|Manu||Date: Tuesday, 09-March-2021, 6:23 PM | Message # 1|
|This month is a time to celebrate. Cern has just announced the discovery of four brand new particles at the Large Hadron Collider (LHC) in Geneva. This means that the LHC has now found a total of 59 new particles, in addition to the Nobel prize-winning Higgs boson, since it started colliding protons – particles that make up the atomic nucleus along with neutrons – in 2009. Excitingly, while some of these new particles were expected based on our established theories, some were altogether more surprising.|
The LHC’s goal is to explore the structure of matter at the shortest distances and highest energies ever probed in the lab – testing our current best theory of nature: the Standard Model of Particle Physics. And the LHC has delivered the goods – it enabled scientists to discover the Higgs boson, the last missing piece of the model. That said, the theory is still far from being fully understood.

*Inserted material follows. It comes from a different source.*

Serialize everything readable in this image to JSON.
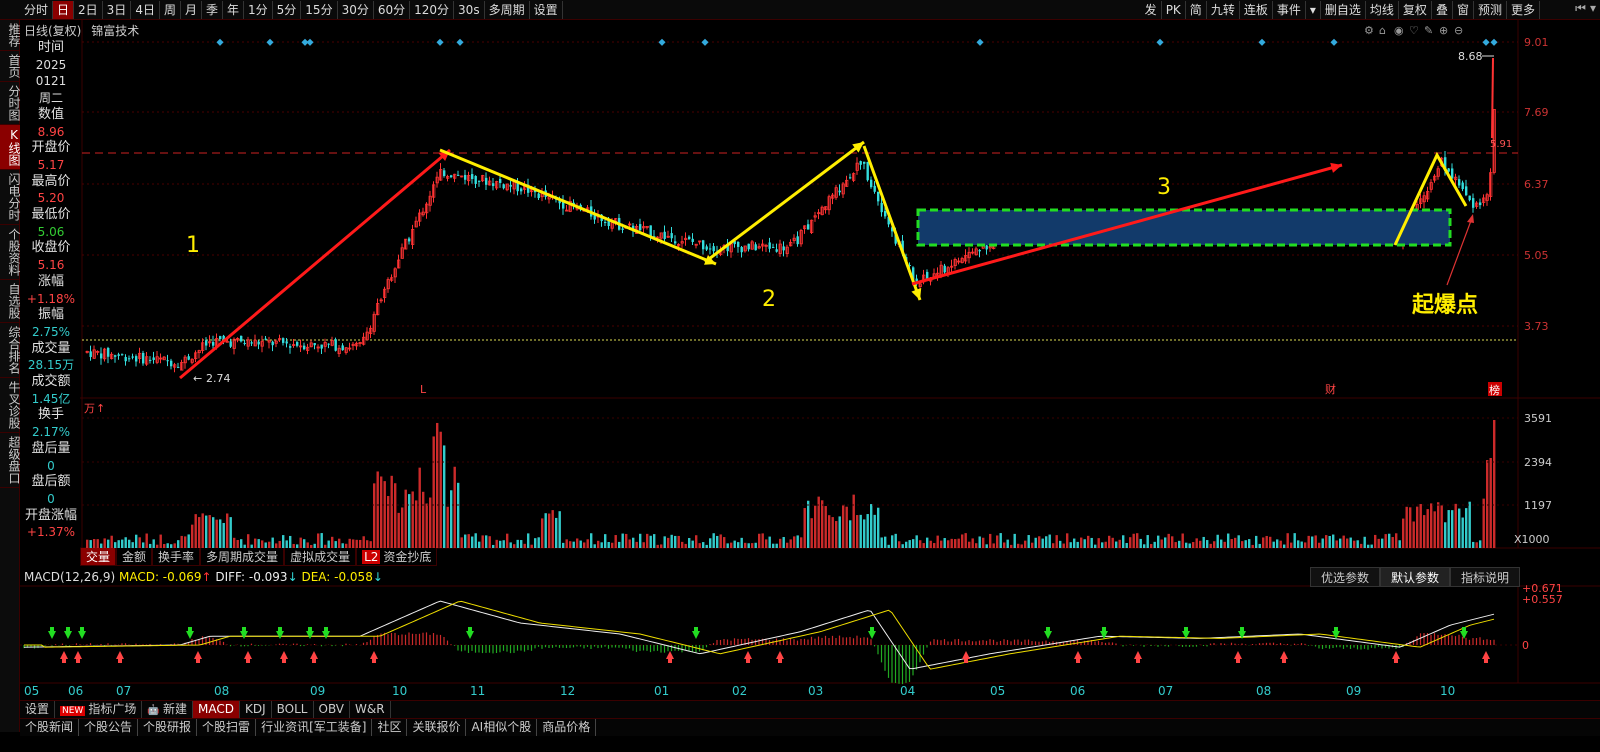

One of its most troublesome features is its description of the strong force which holds the atomic nucleus together. The nucleus is made up of protons and neutrons, which are in turn each composed of three tiny particles called quarks (there are six different kinds of quarks: up, down, charm, strange, top and bottom). If we switched the strong force off for a second, all matter would immediately disintegrate into a soup of loose quarks – a state that existed for a fleeting instant at the beginning of the universe.
Don’t get us wrong: the theory of the strong interaction, pretentiously called “quantum chromodynamics”, is on very solid footing. It describes how quarks interact through the strong force by exchanging particles called gluons. You can think of gluons as analogues of the more familiar photon, the particle of light and carrier of the electromagnetic force.